On Wednesday I received a surprise box in the mail.  David helped me open it up, and we discovered beautifully decorated cookies from my cousin, Peggy.  She should start a business creating cookies, don't you think? 

Thanks for blessing us, Peggy!

Wednesday, November 24, 2010

Sundogs Explained

I found this sketch of sundogs in today's Fargo Forum online newspaper.  Before reading the chart below, I didn't have a good explanation regarding what causes them. 

In our area, sundogs seem to occur most often during the winter months, but we saw them as well just outside of Bismarck on a fall day the end of September.

Saturday, November 20, 2010


This was the view from my kitchen window yesterday morning. 

This time of year the sundogs mean one thing:  It's going to be very cold.  And it was very cold.  And it's still very cold.  The windchill factor brought the temperature down to 20 degrees below zero. 

And tonight it's snowing, with a prediction of approximately 6 inches of snow.  The local newspaper stated we've already had close to 30 inches, so winter is off to a roaring start.
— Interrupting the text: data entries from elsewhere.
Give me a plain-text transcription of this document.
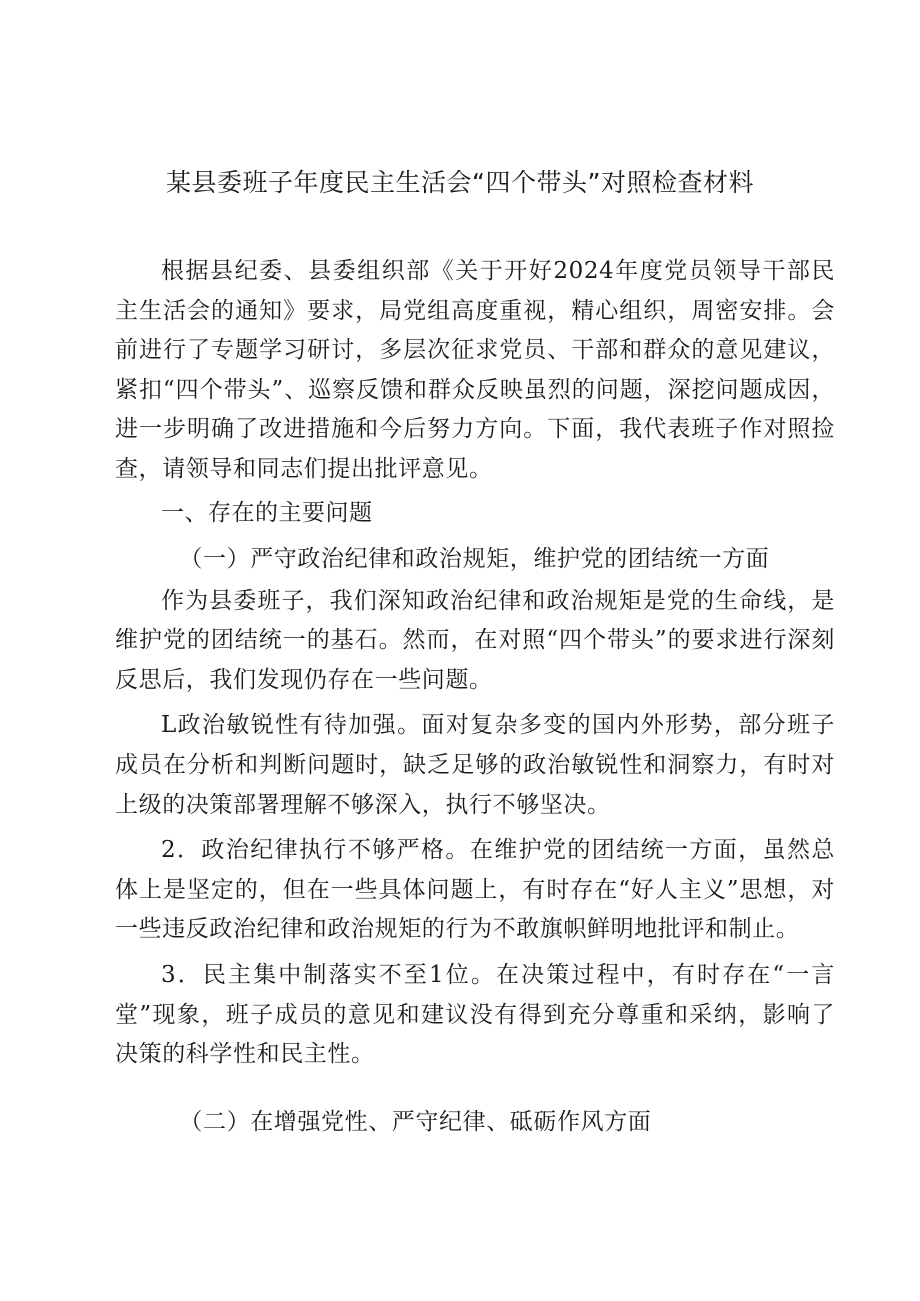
某县委班子年度民主生活会“四个带头”对照检查材料

根据县纪委、县委组织部《关于开好2024年度党员领导干部民主生活会的通知》要求，局党组高度重视，精心组织，周密安排。会前进行了专题学习研讨，多层次征求党员、干部和群众的意见建议，紧扣“四个带头”、巡察反馈和群众反映虽烈的问题，深挖问题成因，进一步明确了改进措施和今后努力方向。下面，我代表班子作对照捡查，请领导和同志们提出批评意见。

一、存在的主要问题
（一）严守政治纪律和政治规矩，维护党的团结统一方面

作为县委班子，我们深知政治纪律和政治规矩是党的生命线，是维护党的团结统一的基石。然而，在对照“四个带头”的要求进行深刻反思后，我们发现仍存在一些问题。

L政治敏锐性有待加强。面对复杂多变的国内外形势，部分班子成员在分析和判断问题时，缺乏足够的政治敏锐性和洞察力，有时对上级的决策部署理解不够深入，执行不够坚决。

2．政治纪律执行不够严格。在维护党的团结统一方面，虽然总体上是坚定的，但在一些具体问题上，有时存在“好人主义”思想，对一些违反政治纪律和政治规矩的行为不敢旗帜鲜明地批评和制止。

3．民主集中制落实不至1位。在决策过程中，有时存在“一言堂”现象，班子成员的意见和建议没有得到充分尊重和采纳，影响了决策的科学性和民主性。

（二）在增强党性、严守纪律、砥砺作风方面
Wednesday, November 10, 2010

How to Move Hay Bales: Improvising

Our family has been living in the country for 6 years, but we still lack some equipment most farms consider essential for a successful operation. 
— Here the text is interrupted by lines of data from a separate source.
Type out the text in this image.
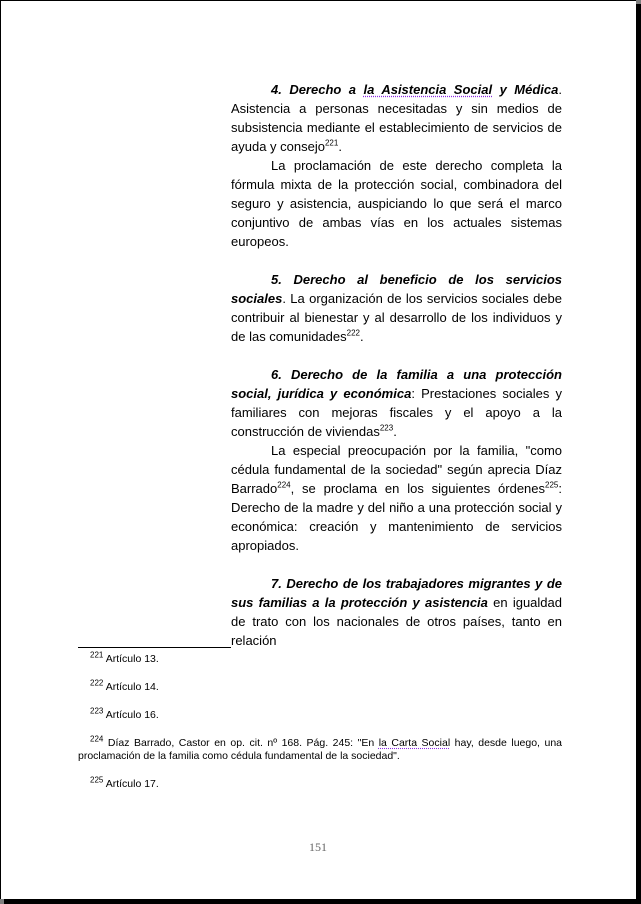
4. Derecho a la Asistencia Social y Médica. Asistencia a personas necesitadas y sin medios de subsistencia mediante el establecimiento de servicios de ayuda y consejo$^{221}$.

La proclamación de este derecho completa la fórmula mixta de la protección social, combinadora del seguro y asistencia, auspiciando lo que será el marco conjuntivo de ambas vías en los actuales sistemas europeos.

5. Derecho al beneficio de los servicios sociales. La organización de los servicios sociales debe contribuir al bienestar y al desarrollo de los individuos y de las comunidades$^{222}$.

6. Derecho de la familia a una protección social, jurídica y económica: Prestaciones sociales y familiares con mejoras fiscales y el apoyo a la construcción de viviendas$^{223}$.

La especial preocupación por la familia, "como cédula fundamental de la sociedad" según aprecia Díaz Barrado$^{224}$, se proclama en los siguientes órdenes$^{225}$: Derecho de la madre y del niño a una protección social y económica: creación y mantenimiento de servicios apropiados.

7. Derecho de los trabajadores migrantes y de sus familias a la protección y asistencia en igualdad de trato con los nacionales de otros países, tanto en relación

$^{221}$ Artículo 13.

$^{222}$ Artículo 14.

$^{223}$ Artículo 16.

$^{224}$ Díaz Barrado, Castor en op. cit. nº 168. Pág. 245: "En la Carta Social hay, desde luego, una proclamación de la familia como cédula fundamental de la sociedad".

$^{225}$ Artículo 17.

151
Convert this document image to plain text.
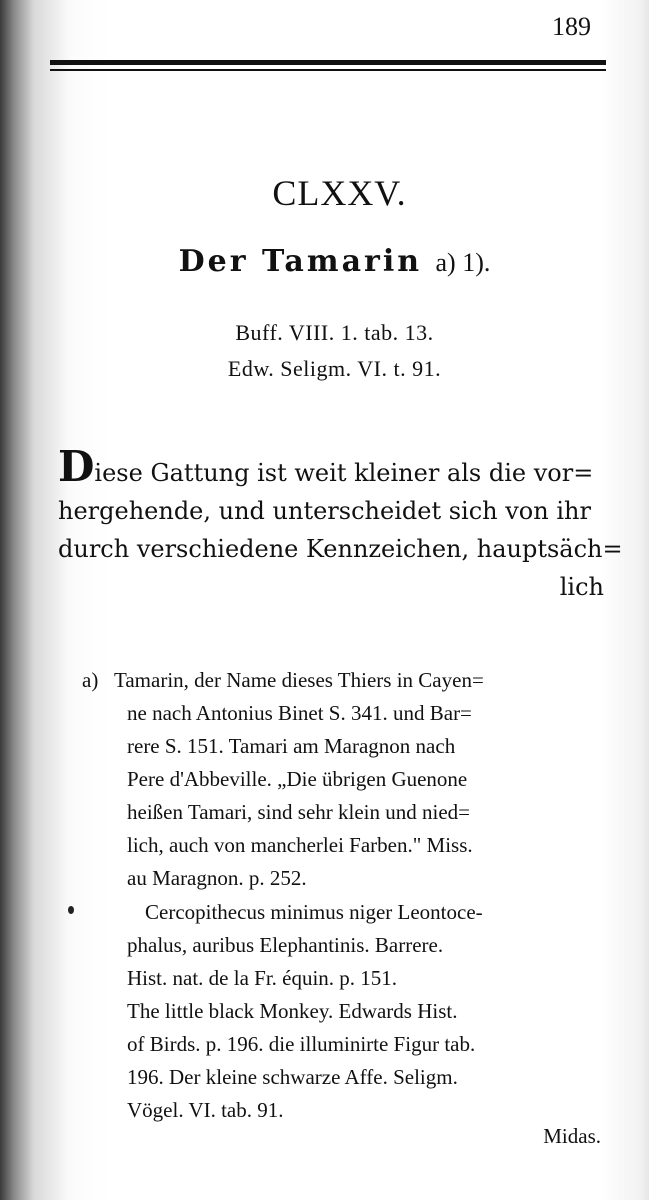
189
CLXXV.
Der Tamarin a) 1).
Buff. VIII. 1. tab. 13.
Edw. Seligm. VI. t. 91.
Diese Gattung ist weit kleiner als die vor=
hergehende, und unterscheidet sich von ihr
durch verschiedene Kennzeichen, hauptsäch=
lich
a) Tamarin, der Name dieses Thiers in Cayen=
ne nach Antonius Binet S. 341. und Bar=
rere S. 151. Tamari am Maragnon nach
Pere d'Abbeville. „Die übrigen Guenone
heißen Tamari, sind sehr klein und nied=
lich, auch von mancherlei Farben." Miss.
au Maragnon. p. 252.
Cercopithecus minimus niger Leontoce-
phalus, auribus Elephantinis. Barrere.
Hist. nat. de la Fr. équin. p. 151.
The little black Monkey. Edwards Hist.
of Birds. p. 196. die illuminirte Figur tab.
196. Der kleine schwarze Affe. Seligm.
Vögel. VI. tab. 91.
Midas.
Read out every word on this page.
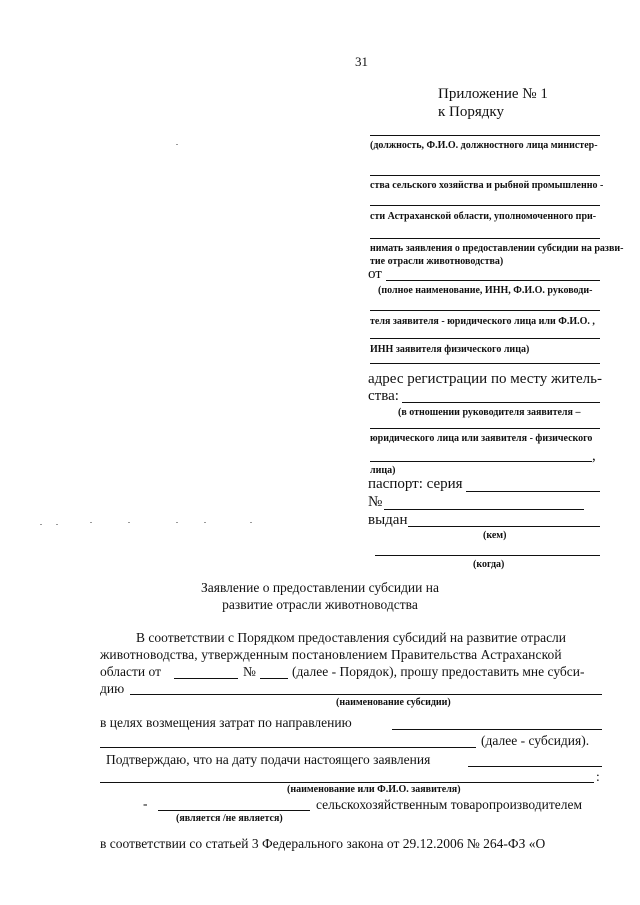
31
Приложение № 1
к Порядку
(должность, Ф.И.О. должностного лица министер-
ства сельского хозяйства и рыбной промышленно -
сти Астраханской области, уполномоченного при-
нимать заявления о предоставлении субсидии на разви-
тие отрасли животноводства)
от
(полное наименование, ИНН, Ф.И.О. руководи-
теля заявителя - юридического лица или Ф.И.О. ,
ИНН заявителя физического лица)
адрес регистрации по месту житель-
ства:
(в отношении руководителя заявителя –
юридического лица или заявителя - физического
,
лица)
паспорт: серия
№
выдан
(кем)
(когда)
Заявление о предоставлении субсидии на
развитие отрасли животноводства
В соответствии с Порядком предоставления субсидий на развитие отрасли
животноводства, утвержденным постановлением Правительства Астраханской
области от	№	(далее - Порядок), прошу предоставить мне субси-
дию
(наименование субсидии)
в целях возмещения затрат по направлению
(далее - субсидия).
Подтверждаю, что на дату подачи настоящего заявления
:
(наименование или Ф.И.О. заявителя)
-	сельскохозяйственным товаропроизводителем
(является /не является)
в соответствии со статьей 3 Федерального закона от 29.12.2006 № 264-ФЗ «О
Andrew includes a video of how we picked up our hay bales this week.  Check it out here

For quite a while we didn't even have a truck, so we used our station wagon to pull a small utility trailer and took only a couple of bales at a time.  This proves you CAN make do if you have to. 

It's certainly a good thing our neighbor's equipment creates the smaller round bales, or we might have had a problem.

Samson loves it when the guys move bales ... Lunch is just underneath.  He loves mice.

Monday, November 01, 2010

Pushing On

Looks like our guest cabin is hosting alfalfa bales ... 

This past summer our neighbor was 6 weeks late in baling our hay, so the alfalfa was way past its prime.  Peter had to resort to purchasing alfalfa hay bales from someone in the area to supplement what is missing in our hay.  Hopefully it will help.  Sandy our milk cow dropped quite dramatically in her milk supply after Peter was forced to switch from having the cows grazing in the field to being in the barnyard eating our hay. 

The guys didn't want to keep the bales in the barn since they would be easy prey to wandering goats.  Instead, they are being stored for the time being in the guest cabin. 
Peter, Andrew and Jonathan have all had their hands in constructing this hay feeder which will go into the barnyard for the winter.  This one will keep the goats and anything else off the hay and reduce spillage.  They plan to get it down to the barnyard tomorrow.  It's heavy, and with the snow and mucky conditions it will have to be manually carried down there.

Andrew took some end of the day photos, and you can see that in spite of the warm weather today we still have lots of snow to melt.

Our friend Steve came over yesterday and used his Bobcat to dig us out.  The snow plow still hasn't come in to finish what he started the day after the storm, so this was a great blessing to us.  David has been busy trying to convince his older brothers to have a snowball fight.  The large piles of snow are great for hiding behind!

Another beautiful sunset over the lake.

I'm having all kinds of trouble with Blogger tonight, so I will post this before I lose it!